Les problèmes ne cessent de s’accroître, se déplaçant même à l’extérieur des stades, comme lors de la rencontre entre le Wydad et le KAC de Kénitra, le 30 mars dernier. Ce jour-là, plusieurs voitures ont été caillassées par des fauteurs de troubles en embuscade sur les ponts qui surplombent l’autouroute reliant Casablanca à Rabat. Et rien ne semble pouvoir arrêter ces hooligans d’un genre nouveau, qui ne craignent même plus la police. Ce tournant s’est confirmé le 14 avril, lors du match entre le Wydad casablancais et les FAR de Rabat, qui a occasionné 80 blessés parmi les forces de l’ordre. “Après le Printemps arabe, l’Etat a perdu de sa hiba (autorité, ndlr)”, affirme Moncef Elyazghi. Qui sont donc ces fauteurs de trouble qui font régner la terreur dans les stades ? Selon les officiels, les auteurs des violences sont soit des mineurs, soit des criminels cachés au milieu des foules.

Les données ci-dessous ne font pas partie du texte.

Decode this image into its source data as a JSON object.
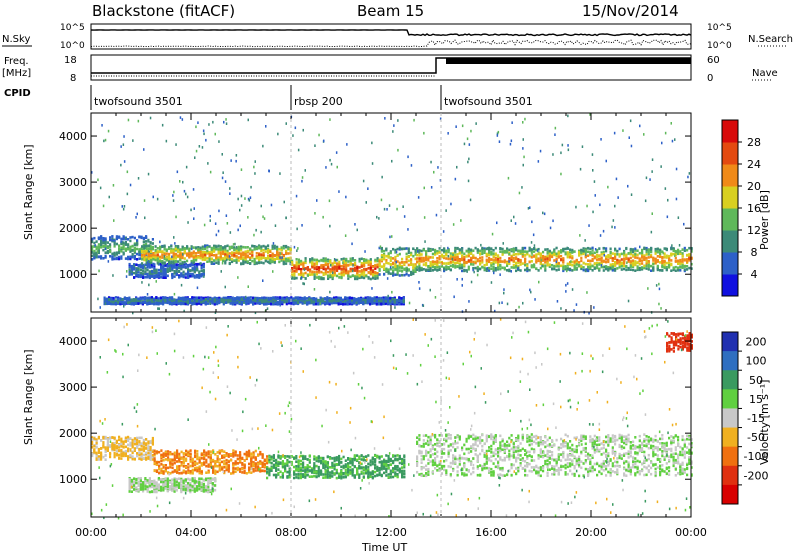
{
  "header": {
    "station": "Blackstone (fitACF)",
    "beam": "Beam 15",
    "date": "15/Nov/2014"
  },
  "left_labels": {
    "nsky": "N.Sky",
    "freq_line1": "Freq.",
    "freq_line2": "[MHz]",
    "cpid": "CPID"
  },
  "right_labels": {
    "nsearch": "N.Search",
    "nave": "Nave"
  },
  "top_panels": {
    "nsky_ticks": [
      "10^5",
      "10^0"
    ],
    "nsearch_ticks": [
      "10^5",
      "10^0"
    ],
    "freq_ticks": [
      "18",
      "8"
    ],
    "nave_ticks": [
      "60",
      "0"
    ]
  },
  "cpid_segments": [
    {
      "label": "twofsound 3501",
      "start_hour": 0
    },
    {
      "label": "rbsp 200",
      "start_hour": 8
    },
    {
      "label": "twofsound 3501",
      "start_hour": 14
    }
  ],
  "axes": {
    "x_title": "Time UT",
    "x_ticks": [
      "00:00",
      "04:00",
      "08:00",
      "12:00",
      "16:00",
      "20:00",
      "00:00"
    ],
    "y_title": "Slant Range [km]",
    "y_ticks": [
      "1000",
      "2000",
      "3000",
      "4000"
    ]
  },
  "colorbars": {
    "power": {
      "title": "Power [dB]",
      "ticks": [
        "4",
        "8",
        "12",
        "16",
        "20",
        "24",
        "28"
      ],
      "colors": [
        "#1010e0",
        "#2d60c8",
        "#3c8a78",
        "#5fb85a",
        "#d8d020",
        "#f08a18",
        "#e44a10",
        "#d80a0a"
      ]
    },
    "velocity": {
      "title": "Velocity [m s⁻¹]",
      "ticks": [
        "200",
        "100",
        "50",
        "15",
        "-15",
        "-50",
        "-100",
        "-200"
      ],
      "colors": [
        "#2030b0",
        "#2f6fc0",
        "#3a9a60",
        "#60d040",
        "#c8c8c8",
        "#f0b020",
        "#f07010",
        "#e03010",
        "#d80000"
      ]
    }
  },
  "chart_data": [
    {
      "type": "heatmap",
      "title": "Power",
      "xlabel": "Time UT",
      "ylabel": "Slant Range [km]",
      "x_range_hours": [
        0,
        24
      ],
      "y_range_km": [
        180,
        4500
      ],
      "colorbar_range_db": [
        0,
        32
      ],
      "bands": [
        {
          "start_hour": 0.0,
          "end_hour": 2.5,
          "center_km": 1600,
          "width_km": 500,
          "peak_db": 14
        },
        {
          "start_hour": 1.5,
          "end_hour": 4.5,
          "center_km": 1100,
          "width_km": 300,
          "peak_db": 10
        },
        {
          "start_hour": 2.0,
          "end_hour": 8.0,
          "center_km": 1450,
          "width_km": 400,
          "peak_db": 24
        },
        {
          "start_hour": 8.0,
          "end_hour": 11.5,
          "center_km": 1150,
          "width_km": 450,
          "peak_db": 28
        },
        {
          "start_hour": 11.5,
          "end_hour": 13.0,
          "center_km": 1300,
          "width_km": 600,
          "peak_db": 22
        },
        {
          "start_hour": 13.0,
          "end_hour": 24.0,
          "center_km": 1350,
          "width_km": 500,
          "peak_db": 24
        },
        {
          "start_hour": 0.5,
          "end_hour": 12.5,
          "center_km": 450,
          "width_km": 150,
          "peak_db": 10
        }
      ]
    },
    {
      "type": "heatmap",
      "title": "Velocity",
      "xlabel": "Time UT",
      "ylabel": "Slant Range [km]",
      "x_range_hours": [
        0,
        24
      ],
      "y_range_km": [
        180,
        4500
      ],
      "colorbar_range_ms": [
        -250,
        250
      ],
      "bands": [
        {
          "start_hour": 0.0,
          "end_hour": 2.5,
          "center_km": 1700,
          "width_km": 500,
          "velocity_ms": -40
        },
        {
          "start_hour": 2.5,
          "end_hour": 7.0,
          "center_km": 1400,
          "width_km": 500,
          "velocity_ms": -80
        },
        {
          "start_hour": 1.5,
          "end_hour": 5.0,
          "center_km": 900,
          "width_km": 300,
          "velocity_ms": 0
        },
        {
          "start_hour": 7.0,
          "end_hour": 12.5,
          "center_km": 1300,
          "width_km": 500,
          "velocity_ms": 40
        },
        {
          "start_hour": 13.0,
          "end_hour": 24.0,
          "center_km": 1550,
          "width_km": 900,
          "velocity_ms": 0
        },
        {
          "start_hour": 23.0,
          "end_hour": 24.0,
          "center_km": 4000,
          "width_km": 400,
          "velocity_ms": -180
        }
      ]
    }
  ]
}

Dans l’imaginaire collectif, “le hooligan marocain” est un jeune issu des quartiers pauvres, peu instruit, mal inséré socialement voire petit délinquant, qui voit dans les matchs de football l’occasion rêvée de commettre ses méfaits. En réalité, le phénomène est beaucoup plus complexe que ne le laisse croire cette première lecture. Et il a fait l’objet de peu de recherches. “Nous avons négligé la sociologie et nous le payons maintenant avec notre incapacité à gérer ces tendances socioculturelles qu’on n’a pas vu venir”, souligne un spécialiste.
La fureur de vivre
Abderrahim Rharib est l’un des rares chercheurs marocains à s’être penchés sur la question. Les résultats de l’enquête qu’il a menée auprès d’un échantillon de 600 jeunes à Casablanca révèlent que les “fous furieux” du stade ne sont pas forcément mineurs, illettrés ou pauvres. “Plus de 60 % des interrogés sont issus de la classe moyenne. Parmi eux, on trouve même des étudiants des classes préparatoires et des fils de notables”, note-t-il. Abderrahim Bourkia —un chercheur doctorant qui prépare une thèse sur la violence autour du football— abonde dans le même sens. Selon lui, “les auteurs de ces actes sont des jeunes âgés de 13 à 24 ans, qui évacuent leurs émotions par tous les moyens. Ils veulent sentir qu’ils existent en se faisant remarquer. Ils cherchent à être vus, reconnus et identifiés”. Ils ne viennent plus aux matchs pour apprécier la performance des joueurs, mais pour faire le spectacle. On les voit d’ailleurs souvent tourner le dos à la pelouse en pleine rencontre car le jeu, la tactique ou le résultat ne les intéressent guère.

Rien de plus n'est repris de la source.